US cattle futures lower - CME

Hogs mostly down on demand questions
calendar icon 9 July 2024
clock icon 2 minute read

Chicago Mercantile Exchange (CME) cattle futures turned lower on Monday, shedding a post-holiday rally on demand concerns and news that beef-loving Argentines are cutting back on buying steaks as the country's economy slumps, reported Reuters. 

Meanwhile, CME lean hog futures ended the day mostly lower amid ongoing concern that pork production is outpacing consumer demand, traders said.

Argentina's beef consumption in 2024 is expected to be the lowest since record-keeping began in 1914, according to a recent report from the Rosario exchange, which publishes market updates for grains and livestock.
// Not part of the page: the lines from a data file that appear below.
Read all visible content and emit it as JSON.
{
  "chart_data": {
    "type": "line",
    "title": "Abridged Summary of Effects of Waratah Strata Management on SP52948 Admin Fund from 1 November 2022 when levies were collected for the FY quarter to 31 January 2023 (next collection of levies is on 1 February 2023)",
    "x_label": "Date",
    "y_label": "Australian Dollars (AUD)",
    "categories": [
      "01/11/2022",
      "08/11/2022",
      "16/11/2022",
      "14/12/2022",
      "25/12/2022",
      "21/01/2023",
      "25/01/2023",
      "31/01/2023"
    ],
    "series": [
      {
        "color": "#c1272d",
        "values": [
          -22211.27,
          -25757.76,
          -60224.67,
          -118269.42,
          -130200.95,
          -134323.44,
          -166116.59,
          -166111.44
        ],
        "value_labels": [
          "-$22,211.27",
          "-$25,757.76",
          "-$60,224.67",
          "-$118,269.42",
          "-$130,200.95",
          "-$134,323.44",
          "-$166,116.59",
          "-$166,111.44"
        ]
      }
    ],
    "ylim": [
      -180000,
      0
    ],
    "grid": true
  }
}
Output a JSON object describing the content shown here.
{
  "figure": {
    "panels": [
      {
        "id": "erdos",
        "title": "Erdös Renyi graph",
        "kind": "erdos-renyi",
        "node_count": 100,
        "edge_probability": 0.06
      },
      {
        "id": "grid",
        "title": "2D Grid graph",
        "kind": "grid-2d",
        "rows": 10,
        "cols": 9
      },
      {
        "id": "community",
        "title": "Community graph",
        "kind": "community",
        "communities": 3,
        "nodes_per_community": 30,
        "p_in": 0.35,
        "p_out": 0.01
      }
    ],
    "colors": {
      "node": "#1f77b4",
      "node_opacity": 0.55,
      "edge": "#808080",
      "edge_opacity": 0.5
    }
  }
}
The South American nation's economy has been hit hard by triple-digit inflation, a recession and rising poverty and unemployment.

"The question is whether all that beef will hit the export market," said Karl Setzer, partner at Consus Ag. "Traders are also paying attention to Fourth of July beef demand, which wasn't that spectacular, and the weakness we saw across all the commodity markets today."

Strength in the US dollar also cast a bearish tone over livestock futures on the day, traders said, as a stronger dollar tends to make US commodities less attractive on the export market.

Wholesale boxed beef prices turned higher. The choice boxed beef cutout price was up $1.53 at $331.96 per hundredweight (cwt) on Monday morning, while select was up $1.34 at $306.40 per cwt, according to data from the US Department of Agriculture.

The CME August live cattle contract settled down 2.075 cents at 184.350 cents per pound. CME August feeders finished down 2.30 cents at 259.175 cents per pound.

CME August lean hog futures settled up 0.35 cent at 89.525 cents per pound. October lean hog futures - which set a new contract low during the session - ended down 0.95 cent at 72.525 cents per pound.